Read Only Application Integration: Who knows what, when?
With a read only integration, one system simply reads from the other and there are always two separate sets of data. In the example of an inventory system with an online catalog, in the event of a mistake, any remediation has to happen manually. I.e., when a user completes the check out process to purchase an item, the item is decremented from the online store catalog. When the package is shipped, the item is manually scanned and decremented from the physical inventory of items.
With this type of data exchange, the website assumes that the inventory system is the master of record, until someone in the warehouse actually changes it. Can you see where this system might fail? When the physical inventory system and online inventory system can’t speak to one another, duplication and data errors are much more likely to occur. So we have to solve both the communication between the systems and the business processes: “who knows what, when?”
One-Way Integration: Master and slave
One way data integration is exactly as it sounds, one system holds the master record. In our inventory management example, one-way integration would look like this: Your website’s inventory stock management system is able to write to the physical inventory stock management system, but the physical inventory system is not able to update data on the website. The communication is one-way.
Two-Way Integration: Awareness of success or failure
The premise of two way data integration can be found in non-repudiation; the awareness of success or failure. For example, say you visit an online store and make a “purchase” you follow the checkout process but the communication fails in some way, an error occurs, the inventory system was being rebooted and it didn’t get the data, or there was a freakout with the public internet. One way or another, data was lost.
Non-repudiation suggests that regardless of whether or not information makes it to its end goal it still has to be recorded.
Two way data integration that relies on non repudiation is more common than is probably healthy within the industry. In a world where security and privacy is important, data integrity is often lost with two-way integration.
EAI: Leveraging a middle man
When read only, one-way, and two-way integrations aren’t advanced enough to support business critical processes, a more comprehensive integration architecture must be employed. True EAI utilizes a 3rd party “arbitrator” that reads from both systems to connect and share the enterprise data. For the sake of managing business applications and software applications, the arbitrator, or “middle man” replaces the typical slave and a master structure with a third party integration that reads from both systems.
This model doesn’t call for communication to happen between each system, they both simply read and write to a shared data source. I.e. There is one individual data source that both systems leverage. This form of data integration is the most common, though it’s not the simplest, nor the best, it is the least intrusive. It requires the least amount of change to the original systems.

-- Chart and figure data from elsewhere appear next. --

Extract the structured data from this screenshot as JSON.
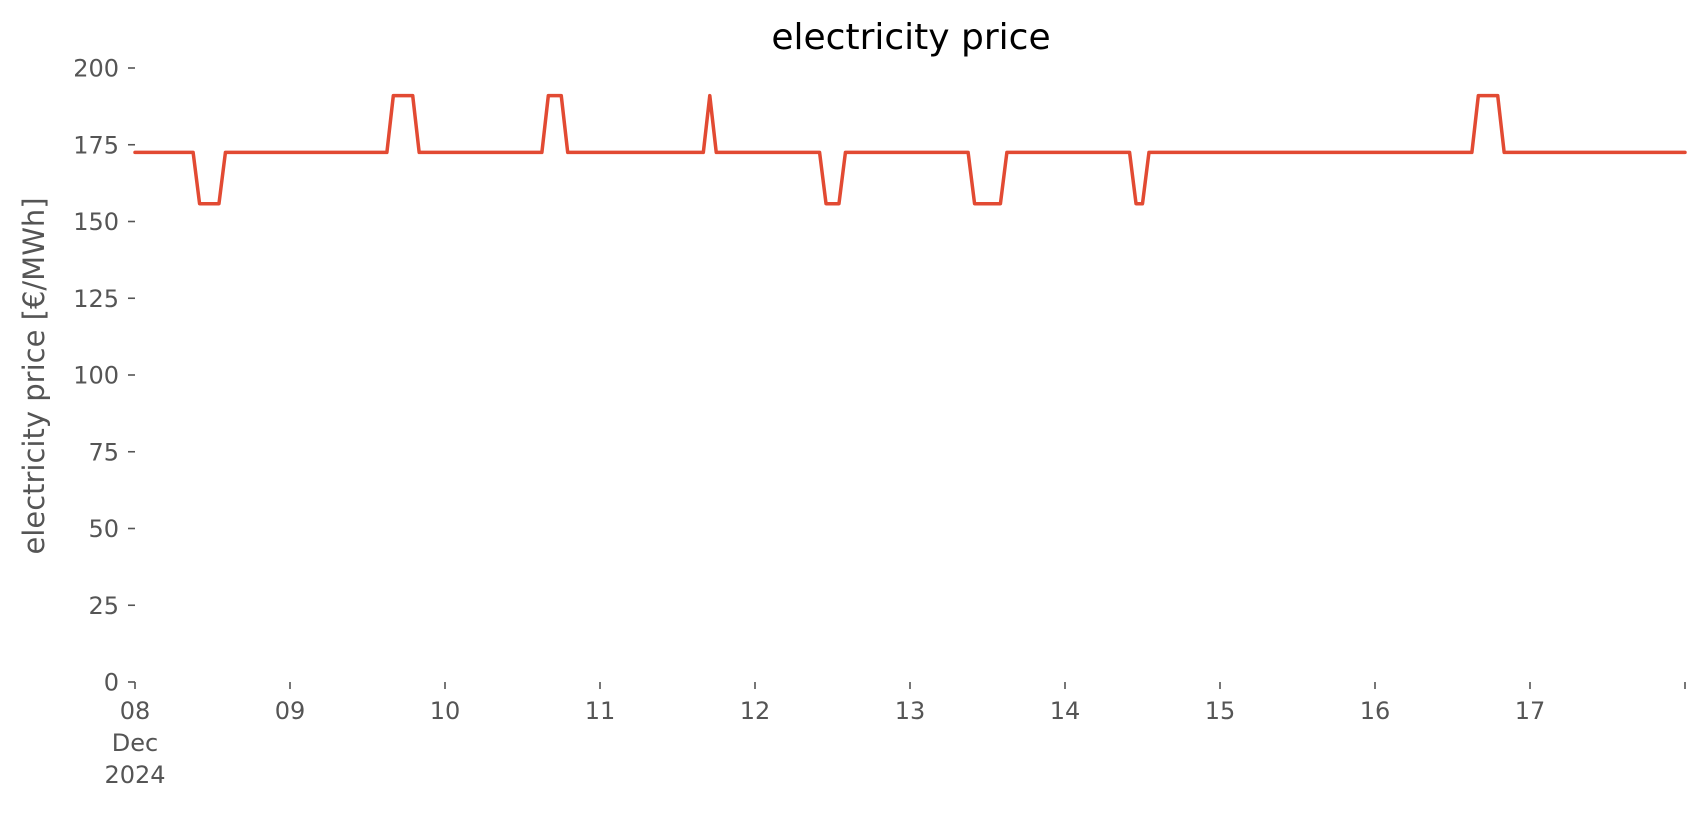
{
  "chart_data": {
    "type": "line",
    "title": "electricity price",
    "xlabel": "",
    "ylabel": "electricity price [€/MWh]",
    "xlim": [
      "2024-12-08 00:00",
      "2024-12-18 00:00"
    ],
    "ylim": [
      0,
      200
    ],
    "yticks": [
      0,
      25,
      50,
      75,
      100,
      125,
      150,
      175,
      200
    ],
    "xticks": [
      {
        "x": "2024-12-08",
        "label": [
          "08",
          "Dec",
          "2024"
        ]
      },
      {
        "x": "2024-12-09",
        "label": [
          "09"
        ]
      },
      {
        "x": "2024-12-10",
        "label": [
          "10"
        ]
      },
      {
        "x": "2024-12-11",
        "label": [
          "11"
        ]
      },
      {
        "x": "2024-12-12",
        "label": [
          "12"
        ]
      },
      {
        "x": "2024-12-13",
        "label": [
          "13"
        ]
      },
      {
        "x": "2024-12-14",
        "label": [
          "14"
        ]
      },
      {
        "x": "2024-12-15",
        "label": [
          "15"
        ]
      },
      {
        "x": "2024-12-16",
        "label": [
          "16"
        ]
      },
      {
        "x": "2024-12-17",
        "label": [
          "17"
        ]
      },
      {
        "x": "2024-12-18",
        "label": [
          ""
        ]
      }
    ],
    "grid": false,
    "legend": null,
    "series": [
      {
        "color": "#e24a33",
        "x": [
          "2024-12-08 00:00",
          "2024-12-08 09:00",
          "2024-12-08 10:00",
          "2024-12-08 13:00",
          "2024-12-08 14:00",
          "2024-12-09 15:00",
          "2024-12-09 16:00",
          "2024-12-09 19:00",
          "2024-12-09 20:00",
          "2024-12-10 15:00",
          "2024-12-10 16:00",
          "2024-12-10 18:00",
          "2024-12-10 19:00",
          "2024-12-11 16:00",
          "2024-12-11 17:00",
          "2024-12-11 18:00",
          "2024-12-12 10:00",
          "2024-12-12 11:00",
          "2024-12-12 13:00",
          "2024-12-12 14:00",
          "2024-12-13 09:00",
          "2024-12-13 10:00",
          "2024-12-13 14:00",
          "2024-12-13 15:00",
          "2024-12-14 10:00",
          "2024-12-14 11:00",
          "2024-12-14 12:00",
          "2024-12-14 13:00",
          "2024-12-16 15:00",
          "2024-12-16 16:00",
          "2024-12-16 19:00",
          "2024-12-16 20:00",
          "2024-12-18 00:00"
        ],
        "values": [
          172.5,
          172.5,
          155.8,
          155.8,
          172.5,
          172.5,
          191.0,
          191.0,
          172.5,
          172.5,
          191.0,
          191.0,
          172.5,
          172.5,
          191.0,
          172.5,
          172.5,
          155.8,
          155.8,
          172.5,
          172.5,
          155.8,
          155.8,
          172.5,
          172.5,
          155.8,
          155.8,
          172.5,
          172.5,
          191.0,
          191.0,
          172.5,
          172.5
        ]
      }
    ]
  }
}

- For example, in the world of banking, this integration method is very useful. Legacy systems built to keep detailed financial records are often outdated. It is unrealistic and taxing on customer relationships for a business to shut down its entire system just to make updates. Leveraging a middleware framework (software that lies between an operating system and the applications running on it), developers can easily update data structures while abiding by business policies or rules.
3 Key Benefits of EAI
- Vendor Independence EAI promotes vendor independence; the extraction of business rules that can be implemented into an application. Proper utilization of EAI allows vendors to work independently from one another, no matter who created them. If a vendor is exchanged, business rules do not have to be reinforced.
- Eradicate Discrepancies The purpose of EAI is to remediate any differences in data. Typically, you have two systems that have to present the same data to different audiences. Those audiences have the same interest in that data but they don’t have the same access to validation of it. The purpose of EAI is to limit/avoid business problems by keeping information up to date. The depth that those systems are integrated, the more closely they adhere to the same set of data in real time, the less likely you are to encounter business and customer experience issues.
- Integration Without Interruption The benefit of leveraging EAI is that you are able to stand up an integration between systems without interrupting the usage or customer interactions with either of the original systems.
EAI leverages existing infrastructure, saturating the value out of an investment while also being able to expand its value for other business processes. When a business is leveraging a legacy system, they have an established process, they don’t want to have to retrain their team. Implementing EAI provides an easy pathway to build anew without ignoring the old.